La visite des leaders du HDP à Moscou a été vécue par Ankara comme une provocation. Le HDP est un parti pro-kurde, c’est aussi le principal opposant de l’AKP, la formation islamo-conservatrice de Recep Tayyip Erdogan.

Pour le ministre russe des Affaires étrangères, cette visite s’inscrit dans le cadre de la résolution politique du conflit en Syrie.
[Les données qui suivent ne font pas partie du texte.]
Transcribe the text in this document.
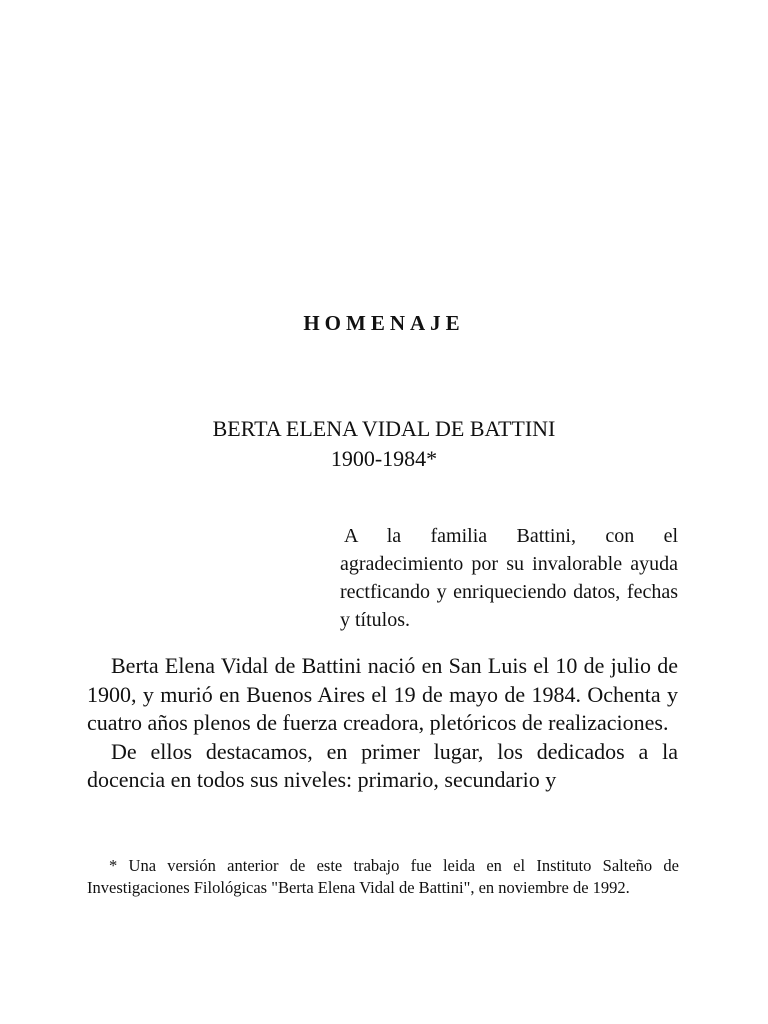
HOMENAJE
BERTA ELENA VIDAL DE BATTINI
1900-1984*
A la familia Battini, con el agradecimiento por su invalorable ayuda rectficando y enriqueciendo datos, fechas y títulos.

Berta Elena Vidal de Battini nació en San Luis el 10 de julio de 1900, y murió en Buenos Aires el 19 de mayo de 1984. Ochenta y cuatro años plenos de fuerza creadora, pletóricos de realizaciones.

De ellos destacamos, en primer lugar, los dedicados a la docencia en todos sus niveles: primario, secundario y

* Una versión anterior de este trabajo fue leida en el Instituto Salteño de Investigaciones Filológicas "Berta Elena Vidal de Battini", en noviembre de 1992.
“Nous savons que des Kurdes d’Irak et de Syrie résistent, armes à la main, aux menaces de l’Etat Islamique et à celles d’autres groupes extrémistes. C’est pour cela que votre opinion nous intéresse”, a déclaré Sergueï Lavrov.

Les relations entre la Turquie et la Russie sont glaciales depuis un mois, depuis la destruction d’un avion russe par l’armée turque à la frontière syrienne.

“Nous avons parlé franchement et critiqué les actes du gouvernement turc lorsque le bombardier russe a été abattu”, a déclaré de son côté Selahattin Demirtas, le leader du HDP.

Le HDP s’oppose également à Ankara sur la situation dans le sud-est de la Turquie, à majorité kurde.

Plusieurs milliers de personnes ont manifesté ce mardi à Diyarbakir, pour protester contre le couvre-feu imposé par les autorités.

La police les a dispersés à coups de canons à eau.

Les forces de sécurité turques interviennent dans la région pour tenter de déloger des partisans du Parti des travailleurs du Kurdistan, classé comme organisation terroriste par Ankara, mais aussi par l’Union européenne.